N.W.T. residents say charter flights like taking the bus
Global News
Northerners jump on small charter planes like people in the South would into taxis or buses, says the co-owner of Aunty's Korner Store in Fort Smith, N.W.T.
Northerners jump on small charter planes like people in the South would into taxis or buses, says the co-owner of Aunty’s Korner Store in Fort Smith, N.W.T., where residents have been gathering to talk about a deadly crash earlier this week.
“It’s a way of life to get from community to community, because in the region I’m from there are communities that don’t have roads so you have to fly in there with smaller planes,” Darlene Sibbeston told The Canadian Press.

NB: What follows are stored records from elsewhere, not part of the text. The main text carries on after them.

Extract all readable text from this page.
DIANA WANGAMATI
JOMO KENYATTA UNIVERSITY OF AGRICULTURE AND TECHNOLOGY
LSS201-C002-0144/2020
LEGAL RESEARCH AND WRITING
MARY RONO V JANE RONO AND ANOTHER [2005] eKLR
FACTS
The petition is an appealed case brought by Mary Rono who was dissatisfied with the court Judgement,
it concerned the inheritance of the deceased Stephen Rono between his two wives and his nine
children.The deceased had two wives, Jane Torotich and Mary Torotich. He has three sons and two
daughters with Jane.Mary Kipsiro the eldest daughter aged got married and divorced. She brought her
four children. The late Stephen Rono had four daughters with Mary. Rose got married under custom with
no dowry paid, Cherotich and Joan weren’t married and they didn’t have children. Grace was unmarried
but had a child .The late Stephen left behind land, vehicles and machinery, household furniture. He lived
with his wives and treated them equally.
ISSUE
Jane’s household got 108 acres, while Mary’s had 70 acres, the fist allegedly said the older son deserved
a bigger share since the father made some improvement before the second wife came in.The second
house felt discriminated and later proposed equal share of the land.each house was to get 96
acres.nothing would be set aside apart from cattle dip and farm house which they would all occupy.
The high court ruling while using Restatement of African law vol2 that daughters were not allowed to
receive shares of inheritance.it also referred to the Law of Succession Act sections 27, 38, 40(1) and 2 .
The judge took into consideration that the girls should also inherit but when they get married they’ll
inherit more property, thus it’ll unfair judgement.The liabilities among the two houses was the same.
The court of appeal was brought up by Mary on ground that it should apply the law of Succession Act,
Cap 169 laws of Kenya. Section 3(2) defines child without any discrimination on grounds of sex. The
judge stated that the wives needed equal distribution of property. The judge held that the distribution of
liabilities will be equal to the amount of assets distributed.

On Tuesday morning, a charter plane had just taken off from Fort Smith, a town of roughly 2,200 on the Alberta boundary, and was en route to the Diavik Diamond Mine, some 300 kilometres northeast of Yellowknife, when it hit the ground and caught fire.
Four passengers and two crew members died. One mine worker survived and was airlifted to hospital in Yellowknife.
The Transportation Safety Board has released photos of the crash site showing the plane severely damaged, its fuselage tattered, lying in a heavily wooded area just west of town.
Sibbeston is originally from the village of Fort Simpson, some 700 kilometres northwest of Fort Smith, where air commuting is even more common than in her current town.
“You have winter roads but in the summer you have to fly.”
Tuesday’s crash brought back terrifying memories of a flight she took in November of 2021.